PID Explained
Frequently, clients will ask whether PID controllers are necessary for the operation of espresso machines.
Technically speaking they are not; however, virtually everyone agrees that PID circuits are a desirable feature.
Traditionally, espresso machine boilers were controlled by electromechanical pressurestats which would signal the electronics when the internal pressure dropped below a predetermined setpoint or rose above another. This allowed for the system to maintain an average pressure and temperature but did so by drifting up and down in an error condition more often than at the setpoint.
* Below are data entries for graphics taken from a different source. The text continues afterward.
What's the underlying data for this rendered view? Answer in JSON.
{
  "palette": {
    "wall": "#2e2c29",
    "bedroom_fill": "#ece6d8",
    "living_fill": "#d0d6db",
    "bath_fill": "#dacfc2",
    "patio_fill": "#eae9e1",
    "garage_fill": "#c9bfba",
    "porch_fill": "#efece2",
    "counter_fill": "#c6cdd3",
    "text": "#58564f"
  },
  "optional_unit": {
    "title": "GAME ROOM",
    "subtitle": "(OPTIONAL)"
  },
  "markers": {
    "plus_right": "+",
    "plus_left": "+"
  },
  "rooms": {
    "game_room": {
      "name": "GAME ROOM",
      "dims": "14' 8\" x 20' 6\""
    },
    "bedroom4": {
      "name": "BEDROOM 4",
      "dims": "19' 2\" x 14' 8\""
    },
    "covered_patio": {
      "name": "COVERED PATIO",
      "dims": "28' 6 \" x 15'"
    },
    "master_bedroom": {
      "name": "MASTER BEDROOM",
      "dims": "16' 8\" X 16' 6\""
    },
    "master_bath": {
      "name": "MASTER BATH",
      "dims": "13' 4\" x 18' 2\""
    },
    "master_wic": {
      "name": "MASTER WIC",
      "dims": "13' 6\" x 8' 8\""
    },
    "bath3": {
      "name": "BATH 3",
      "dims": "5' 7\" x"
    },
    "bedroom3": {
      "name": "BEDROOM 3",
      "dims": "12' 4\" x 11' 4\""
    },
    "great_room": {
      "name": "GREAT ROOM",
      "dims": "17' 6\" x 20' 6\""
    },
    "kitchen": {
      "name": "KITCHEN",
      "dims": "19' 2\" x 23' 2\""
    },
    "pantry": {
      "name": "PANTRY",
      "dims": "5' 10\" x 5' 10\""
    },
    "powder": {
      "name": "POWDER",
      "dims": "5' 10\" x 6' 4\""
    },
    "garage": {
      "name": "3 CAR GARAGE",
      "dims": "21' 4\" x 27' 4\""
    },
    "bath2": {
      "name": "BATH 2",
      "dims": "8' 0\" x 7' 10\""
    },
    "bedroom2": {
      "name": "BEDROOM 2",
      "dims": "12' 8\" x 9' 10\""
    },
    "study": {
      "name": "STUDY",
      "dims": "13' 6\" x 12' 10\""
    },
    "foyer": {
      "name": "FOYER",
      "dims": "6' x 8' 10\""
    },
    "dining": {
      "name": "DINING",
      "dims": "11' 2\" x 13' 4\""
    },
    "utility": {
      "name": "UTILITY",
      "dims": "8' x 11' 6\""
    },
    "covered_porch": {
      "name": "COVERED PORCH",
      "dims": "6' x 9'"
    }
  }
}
PID controllers view and respond to system errors using mathematics. The result is a much flatter response graph and better espresso.
Proportional Response
The proportional component depends only on the difference between the set point and the process variable. This difference is referred to as the Error term. The proportional gain (Kc) determines the ratio of output response to the error signal. For instance, if the error term has a magnitude of 10, a proportional gain of 5 would produce a proportional response of 50. In general, increasing the proportional gain will increase the speed of the control system response. However, if the proportional gain is too large, the process variable will begin to oscillate. If Kc is increased further, the oscillations will become larger and the system will become unstable and may even oscillate out of control.
Integral Response
The integral component sums the error term over time. The result is that even a small error term will cause the integral component to increase slowly. The integral response will continually increase over time unless the error is zero, so the effect is to drive the Steady-State error to zero. Steady-State error is the final difference between the process variable and set point. A phenomenon called integral windup results when integral action saturates a controller without the controller driving the error signal toward zero.
Derivative Response
The derivative component causes the output to decrease if the process variable is increasing rapidly. The derivative response is proportional to the rate of change of the process variable. Increasing the derivative time (Td) parameter will cause the control system to react more strongly to changes in the error term and will increase the speed of the overall control system response. Most practical control systems use very small derivative time (Td), because the Derivative Response is highly sensitive to noise in the process variable signal. If the sensor feedback signal is noisy or if the control loop rate is too slow, the derivative response can make the control system unstable.